Some electronic devices, such as computers, televisions, video recorders and DVD/CD players emit small amounts of EMF radiation. Cacti are believed to be excellent absorbers of these emissions and can help ease minor headaches and reduce electromagnetic stress associated with EMF radiation. How it works is that the spines on a cactus apparently attract charged ions in the air and change ionisation levels of a room.
So it is a great idea to keep a cactus or two on your desk and definitely next to your computer!

For more information, visit www.fickleprickles.com.au

31 March, 2010

Easter Gifts

Don't forget the Kalamunda Farmer's Twilight Easter Market is on tonight, Wed 31st March and we have a stall there with lots of Easter Gifts!!! It runs from 5 - 8pm.

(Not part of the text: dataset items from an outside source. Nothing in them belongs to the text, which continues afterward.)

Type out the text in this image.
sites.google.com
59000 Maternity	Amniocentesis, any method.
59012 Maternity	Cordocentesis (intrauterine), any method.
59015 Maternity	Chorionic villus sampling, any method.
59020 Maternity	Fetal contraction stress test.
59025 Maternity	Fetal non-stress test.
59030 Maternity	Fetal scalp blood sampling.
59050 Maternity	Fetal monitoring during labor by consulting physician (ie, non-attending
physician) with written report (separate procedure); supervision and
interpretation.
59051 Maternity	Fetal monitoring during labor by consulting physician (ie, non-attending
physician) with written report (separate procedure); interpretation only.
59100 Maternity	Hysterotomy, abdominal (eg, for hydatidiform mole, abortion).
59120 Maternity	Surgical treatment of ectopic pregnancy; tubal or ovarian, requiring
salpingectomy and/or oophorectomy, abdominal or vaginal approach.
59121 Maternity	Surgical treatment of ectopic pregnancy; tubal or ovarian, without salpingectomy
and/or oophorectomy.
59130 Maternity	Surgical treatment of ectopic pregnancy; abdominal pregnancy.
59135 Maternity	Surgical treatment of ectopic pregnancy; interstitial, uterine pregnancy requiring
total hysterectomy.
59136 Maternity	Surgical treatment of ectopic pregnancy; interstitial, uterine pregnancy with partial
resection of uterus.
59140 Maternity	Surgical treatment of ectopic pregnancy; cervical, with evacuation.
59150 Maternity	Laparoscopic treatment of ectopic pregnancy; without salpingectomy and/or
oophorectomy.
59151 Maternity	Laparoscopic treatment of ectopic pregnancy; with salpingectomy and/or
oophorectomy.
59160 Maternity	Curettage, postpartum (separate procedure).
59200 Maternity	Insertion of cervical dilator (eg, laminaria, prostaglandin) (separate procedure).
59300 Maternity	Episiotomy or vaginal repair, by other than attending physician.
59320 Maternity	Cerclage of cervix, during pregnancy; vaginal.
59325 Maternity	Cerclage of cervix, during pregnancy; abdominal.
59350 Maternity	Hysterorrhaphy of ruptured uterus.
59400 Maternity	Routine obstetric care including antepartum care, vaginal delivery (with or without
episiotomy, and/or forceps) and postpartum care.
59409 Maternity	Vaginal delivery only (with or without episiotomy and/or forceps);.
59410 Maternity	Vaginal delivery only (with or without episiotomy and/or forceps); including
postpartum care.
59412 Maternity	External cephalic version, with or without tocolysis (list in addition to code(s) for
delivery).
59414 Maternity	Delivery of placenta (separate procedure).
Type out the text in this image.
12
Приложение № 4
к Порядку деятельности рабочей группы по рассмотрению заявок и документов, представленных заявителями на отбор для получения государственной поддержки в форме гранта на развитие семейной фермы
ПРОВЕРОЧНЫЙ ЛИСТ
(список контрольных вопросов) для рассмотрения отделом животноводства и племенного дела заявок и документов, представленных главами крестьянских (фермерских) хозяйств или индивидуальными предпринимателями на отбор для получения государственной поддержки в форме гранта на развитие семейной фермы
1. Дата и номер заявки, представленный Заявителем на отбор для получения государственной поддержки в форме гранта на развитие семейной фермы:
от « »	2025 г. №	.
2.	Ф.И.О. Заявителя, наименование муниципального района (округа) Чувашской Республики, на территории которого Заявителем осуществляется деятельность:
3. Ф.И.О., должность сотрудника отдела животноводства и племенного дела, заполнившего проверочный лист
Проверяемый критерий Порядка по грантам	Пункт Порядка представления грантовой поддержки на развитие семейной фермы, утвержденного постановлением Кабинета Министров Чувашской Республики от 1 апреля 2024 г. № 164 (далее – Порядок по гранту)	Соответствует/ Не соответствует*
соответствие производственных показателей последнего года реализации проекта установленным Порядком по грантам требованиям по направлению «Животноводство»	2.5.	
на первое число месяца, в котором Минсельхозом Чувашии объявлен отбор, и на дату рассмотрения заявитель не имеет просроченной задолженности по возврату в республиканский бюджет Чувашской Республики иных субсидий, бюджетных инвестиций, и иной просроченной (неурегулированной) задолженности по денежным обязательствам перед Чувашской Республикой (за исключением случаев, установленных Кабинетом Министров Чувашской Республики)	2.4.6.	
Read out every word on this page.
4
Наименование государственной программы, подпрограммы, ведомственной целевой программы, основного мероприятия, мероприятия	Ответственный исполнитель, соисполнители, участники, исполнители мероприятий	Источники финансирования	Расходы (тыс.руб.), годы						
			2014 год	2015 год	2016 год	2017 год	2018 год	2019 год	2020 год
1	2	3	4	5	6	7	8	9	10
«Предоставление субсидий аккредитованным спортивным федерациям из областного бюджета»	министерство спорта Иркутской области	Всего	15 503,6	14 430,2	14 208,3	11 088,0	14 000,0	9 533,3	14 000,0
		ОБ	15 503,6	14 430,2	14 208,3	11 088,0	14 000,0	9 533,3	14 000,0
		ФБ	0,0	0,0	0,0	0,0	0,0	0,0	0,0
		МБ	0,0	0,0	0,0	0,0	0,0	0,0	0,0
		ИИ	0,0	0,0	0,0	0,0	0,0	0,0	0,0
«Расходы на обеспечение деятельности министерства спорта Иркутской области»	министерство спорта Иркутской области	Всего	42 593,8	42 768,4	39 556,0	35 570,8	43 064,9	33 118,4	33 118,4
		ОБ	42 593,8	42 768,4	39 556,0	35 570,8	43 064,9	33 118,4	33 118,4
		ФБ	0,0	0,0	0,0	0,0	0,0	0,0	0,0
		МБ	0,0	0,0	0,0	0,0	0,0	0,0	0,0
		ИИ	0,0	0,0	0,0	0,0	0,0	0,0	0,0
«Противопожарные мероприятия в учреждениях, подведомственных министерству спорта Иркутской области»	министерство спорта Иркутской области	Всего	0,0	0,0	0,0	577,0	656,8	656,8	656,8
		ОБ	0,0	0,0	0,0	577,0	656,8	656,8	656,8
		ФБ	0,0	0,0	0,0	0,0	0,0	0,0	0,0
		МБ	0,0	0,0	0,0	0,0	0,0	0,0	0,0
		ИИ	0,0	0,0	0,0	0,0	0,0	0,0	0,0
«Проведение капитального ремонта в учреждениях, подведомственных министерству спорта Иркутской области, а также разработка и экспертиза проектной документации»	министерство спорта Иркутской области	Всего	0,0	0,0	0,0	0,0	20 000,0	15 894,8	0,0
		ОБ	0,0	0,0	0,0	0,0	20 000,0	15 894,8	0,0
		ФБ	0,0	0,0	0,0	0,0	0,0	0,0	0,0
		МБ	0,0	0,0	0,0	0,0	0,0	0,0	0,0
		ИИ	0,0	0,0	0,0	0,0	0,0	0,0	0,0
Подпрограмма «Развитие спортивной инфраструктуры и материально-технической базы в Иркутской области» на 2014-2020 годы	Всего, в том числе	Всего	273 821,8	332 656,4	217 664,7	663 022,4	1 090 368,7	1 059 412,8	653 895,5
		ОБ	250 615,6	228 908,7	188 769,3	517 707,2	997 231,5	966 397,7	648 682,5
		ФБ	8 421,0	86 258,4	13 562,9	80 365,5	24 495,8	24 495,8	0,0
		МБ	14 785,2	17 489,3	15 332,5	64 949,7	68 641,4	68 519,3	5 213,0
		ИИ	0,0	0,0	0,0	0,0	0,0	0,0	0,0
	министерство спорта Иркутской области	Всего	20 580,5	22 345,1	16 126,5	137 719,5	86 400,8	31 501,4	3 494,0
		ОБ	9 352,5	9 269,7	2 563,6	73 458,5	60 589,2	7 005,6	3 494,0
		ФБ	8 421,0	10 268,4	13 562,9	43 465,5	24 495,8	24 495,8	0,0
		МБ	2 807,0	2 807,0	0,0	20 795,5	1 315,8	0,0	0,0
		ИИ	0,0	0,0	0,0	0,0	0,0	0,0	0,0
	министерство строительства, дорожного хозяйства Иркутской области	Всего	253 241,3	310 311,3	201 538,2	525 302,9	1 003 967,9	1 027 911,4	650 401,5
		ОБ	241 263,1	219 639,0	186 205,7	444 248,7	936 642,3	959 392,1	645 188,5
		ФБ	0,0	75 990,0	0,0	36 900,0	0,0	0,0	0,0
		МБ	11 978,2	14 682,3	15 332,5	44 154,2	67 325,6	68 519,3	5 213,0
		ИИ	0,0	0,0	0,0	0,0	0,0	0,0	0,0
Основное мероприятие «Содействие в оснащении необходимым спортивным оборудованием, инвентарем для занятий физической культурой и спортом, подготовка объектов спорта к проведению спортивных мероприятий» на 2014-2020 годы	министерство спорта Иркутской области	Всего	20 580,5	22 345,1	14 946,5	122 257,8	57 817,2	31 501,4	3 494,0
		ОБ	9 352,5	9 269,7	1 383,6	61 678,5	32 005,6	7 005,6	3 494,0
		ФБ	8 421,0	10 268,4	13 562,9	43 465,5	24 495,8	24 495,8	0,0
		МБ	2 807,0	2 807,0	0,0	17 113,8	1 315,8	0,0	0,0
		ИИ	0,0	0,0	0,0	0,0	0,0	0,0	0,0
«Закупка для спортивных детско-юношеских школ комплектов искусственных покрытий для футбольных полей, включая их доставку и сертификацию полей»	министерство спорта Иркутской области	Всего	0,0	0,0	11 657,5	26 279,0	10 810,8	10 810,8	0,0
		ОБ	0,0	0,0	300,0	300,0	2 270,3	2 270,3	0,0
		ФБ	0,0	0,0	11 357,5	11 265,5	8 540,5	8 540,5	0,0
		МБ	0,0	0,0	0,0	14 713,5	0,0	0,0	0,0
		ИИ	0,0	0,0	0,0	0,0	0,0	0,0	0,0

If you miss that one, we also have our usual stall at the Rotary Kalamunda Markets this Saturday, 3rd April - 9am - 4pm. Both are located on Barber St in Kalamunda.

23 March, 2010

Market Stall

The Roleystone Autumn Festival was a great success and we would like to thank all those involved in making our stall possible.

This makes our third installment of market/fair fun-ness, with the last two being at the Kalamunda Markets which was also heaps of fun and very successful.

Next up is the Southlands Willetton Rotary Community Fair which will be on this Sunday, the 28th March, 10am to 4pm. It is at the Burrendah Reserve, Corner of Pinetree Gully Rd & Burrendah Blvd, Willetton. Hope to see you all there!

We will also still continue to be at the Kalamunda markets every month, on the first Saturday of each month. We're located on Barber Rd, just outside the post office.

Website Construction

There has been some major progress in completing our website/online store. We hope to be up and running very, very soon!